California has its share of high-profile divorce proceedings in the news, and one area that always gets a lot of attention is who gets what when the couple splits. Aside from the emotional issues that are a part of custody decisions, the more pragmatic financial implications of divorce can be a source of drama as well.
Although many people have heard of a prenuptial agreement as a means of keeping one newlywed’s property separate from the marriage, the postnuptial agreement has gained traction as the financial holdings of couples who are already married grow more complex. For couples in the Greater Los Angeles area, having a plan in place will help them to avoid future problems and clarify their financial goals.
Postnuptial agreements in California
The Golden State follows community property laws in which couples must equally split all assets or debt that they acquired in marriage, unless there is a marital agreement in place to alter this provision. Under the California Family Code, a marital agreement such as a postnup addresses property rights, earnings during marriage, or assets and appreciation from a business that will change community property division in divorce.
The requirements for a postnuptial agreement are the mutual full disclosure of all financial information that the agreement covers. There can be no coercion in the signing of the agreement, and it must be in writing with signatures from both parties and notarized.
The unique value of a postnup
Unlike a prenup in which one or both spouses define current holdings that they wish to keep outside of the marriage, a postnup covers the complex priorities of spouses whose financial positions may change over time with property investments, changing careers, or other scenarios that involve anticipated wealth or risk.

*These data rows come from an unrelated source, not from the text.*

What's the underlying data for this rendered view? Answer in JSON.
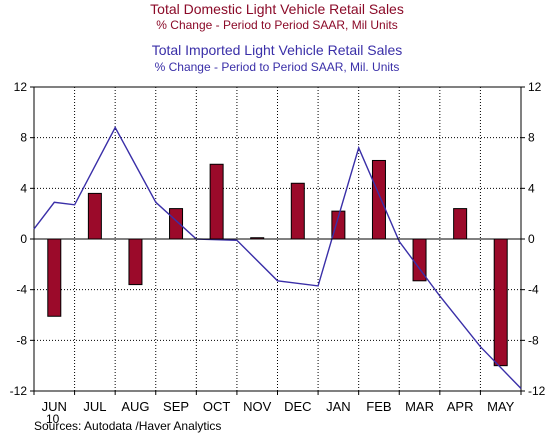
{
  "chart_data": {
    "type": "bar",
    "titles": [
      {
        "text": "Total Domestic Light Vehicle Retail Sales",
        "color": "#8b0a28"
      },
      {
        "text": "% Change - Period to Period     SAAR, Mil Units",
        "color": "#8b0a28"
      },
      {
        "text": "Total Imported Light Vehicle Retail Sales",
        "color": "#3a2fa8"
      },
      {
        "text": "% Change - Period to Period     SAAR, Mil. Units",
        "color": "#3a2fa8"
      }
    ],
    "categories": [
      "JUN",
      "JUL",
      "AUG",
      "SEP",
      "OCT",
      "NOV",
      "DEC",
      "JAN",
      "FEB",
      "MAR",
      "APR",
      "MAY"
    ],
    "year_label": "10",
    "ylim": [
      -12,
      12
    ],
    "yticks": [
      "12",
      "8",
      "4",
      "0",
      "-4",
      "-8",
      "-12"
    ],
    "grid": true,
    "series": [
      {
        "kind": "bar",
        "color": "#9b0a2a",
        "values": [
          -6.1,
          3.6,
          -3.6,
          2.4,
          5.9,
          0.1,
          4.4,
          2.2,
          6.2,
          -3.3,
          2.4,
          -10.0
        ]
      },
      {
        "kind": "line",
        "color": "#3a2fa8",
        "x": [
          -0.6,
          0,
          0.5,
          1.5,
          2.5,
          3.5,
          4.5,
          5.5,
          6.5,
          7.5,
          8.5,
          9.5,
          10.5,
          11.5
        ],
        "values": [
          0.8,
          2.9,
          2.7,
          8.8,
          2.9,
          0.0,
          -0.1,
          -3.3,
          -3.7,
          7.2,
          -0.2,
          -4.5,
          -8.5,
          -11.8
        ]
      }
    ],
    "source": "Sources:  Autodata /Haver Analytics"
  }
}
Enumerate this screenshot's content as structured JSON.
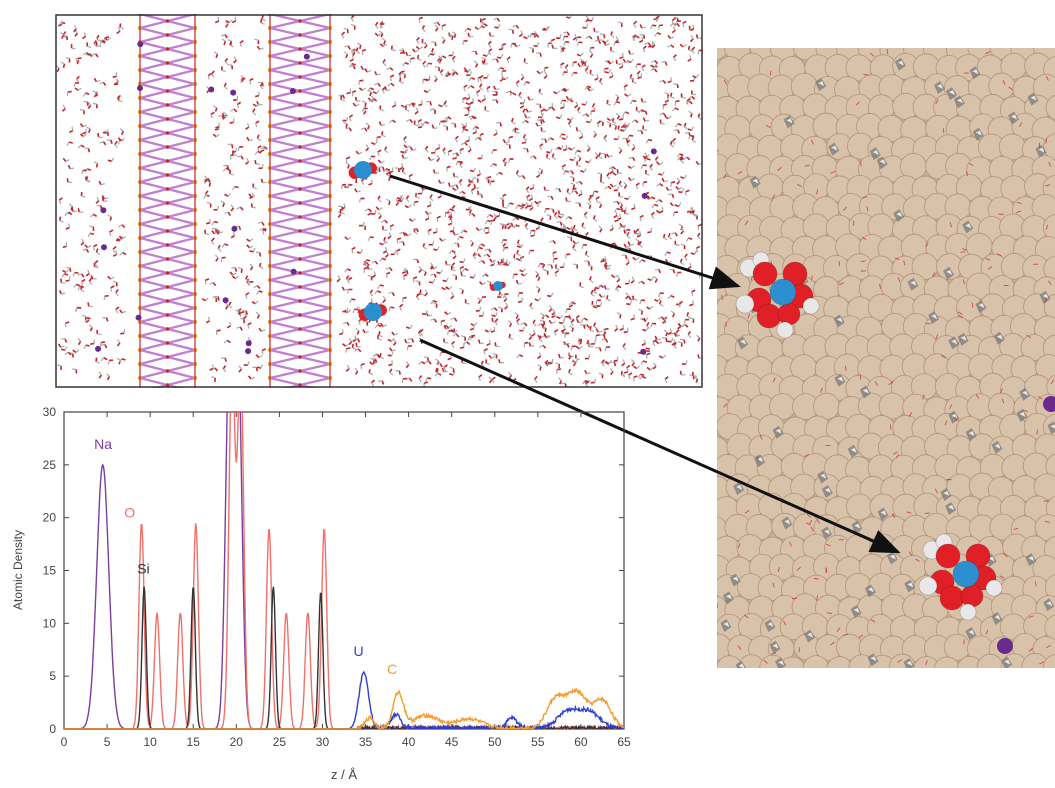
{
  "chart_data": {
    "type": "line",
    "xlabel": "z / Å",
    "ylabel": "Atomic Density",
    "xlim": [
      0,
      65
    ],
    "ylim": [
      0,
      30
    ],
    "x_ticks": [
      "0",
      "5",
      "10",
      "15",
      "20",
      "25",
      "30",
      "35",
      "40",
      "45",
      "50",
      "55",
      "60",
      "65"
    ],
    "y_ticks": [
      "0",
      "5",
      "10",
      "15",
      "20",
      "25",
      "30"
    ],
    "grid": false,
    "series": [
      {
        "name": "Na",
        "color": "#7a3fa0",
        "label_at": [
          3.5,
          26.5
        ],
        "peaks": [
          [
            4.5,
            25.0,
            0.7
          ],
          [
            19.2,
            35.0,
            0.45
          ],
          [
            20.2,
            35.0,
            0.45
          ]
        ]
      },
      {
        "name": "O",
        "color": "#f0706a",
        "label_at": [
          7.0,
          20.0
        ],
        "peaks": [
          [
            9.0,
            19.5,
            0.3
          ],
          [
            10.8,
            11.0,
            0.3
          ],
          [
            13.5,
            11.0,
            0.3
          ],
          [
            15.3,
            19.5,
            0.3
          ],
          [
            19.5,
            35.0,
            0.35
          ],
          [
            20.5,
            35.0,
            0.35
          ],
          [
            23.8,
            19.0,
            0.3
          ],
          [
            25.8,
            11.0,
            0.3
          ],
          [
            28.3,
            11.0,
            0.3
          ],
          [
            30.2,
            19.0,
            0.3
          ]
        ]
      },
      {
        "name": "Si",
        "color": "#333333",
        "label_at": [
          8.5,
          14.7
        ],
        "peaks": [
          [
            9.3,
            13.5,
            0.25
          ],
          [
            15.0,
            13.5,
            0.25
          ],
          [
            24.3,
            13.5,
            0.25
          ],
          [
            29.8,
            13.0,
            0.25
          ]
        ]
      },
      {
        "name": "U",
        "color": "#2d3fd6",
        "label_at": [
          33.6,
          6.9
        ],
        "peaks": [
          [
            34.8,
            5.3,
            0.55
          ],
          [
            38.5,
            1.3,
            0.6
          ],
          [
            52.0,
            1.0,
            0.6
          ],
          [
            58.5,
            1.6,
            1.2
          ],
          [
            61.0,
            1.5,
            1.2
          ]
        ]
      },
      {
        "name": "C",
        "color": "#f39c30",
        "label_at": [
          37.5,
          5.2
        ],
        "peaks": [
          [
            35.5,
            1.0,
            0.5
          ],
          [
            38.8,
            3.3,
            0.6
          ],
          [
            42.0,
            1.2,
            1.5
          ],
          [
            47.0,
            0.9,
            1.5
          ],
          [
            57.0,
            2.6,
            1.0
          ],
          [
            59.5,
            3.4,
            1.2
          ],
          [
            62.5,
            2.6,
            1.0
          ]
        ]
      }
    ]
  }
}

Spouses may wish to protect their interests such as:
- Appreciation or depreciation of the value of a business during marriage
- Obligations of the nontitled spouse to debt incurred by the business
- Marital assets that may or may not be part of a business
- The choice of valuation to appraise a business or interest in a business in the event of a divorce
- Protections to the nontitled spouse’s standard of living or property if their partner assumes risk by leaving their job or starting a new venture
The postnup has the unique ability to address current financial concerns in the marriage that will protect both parties from financial risk or loss in the event of divorce.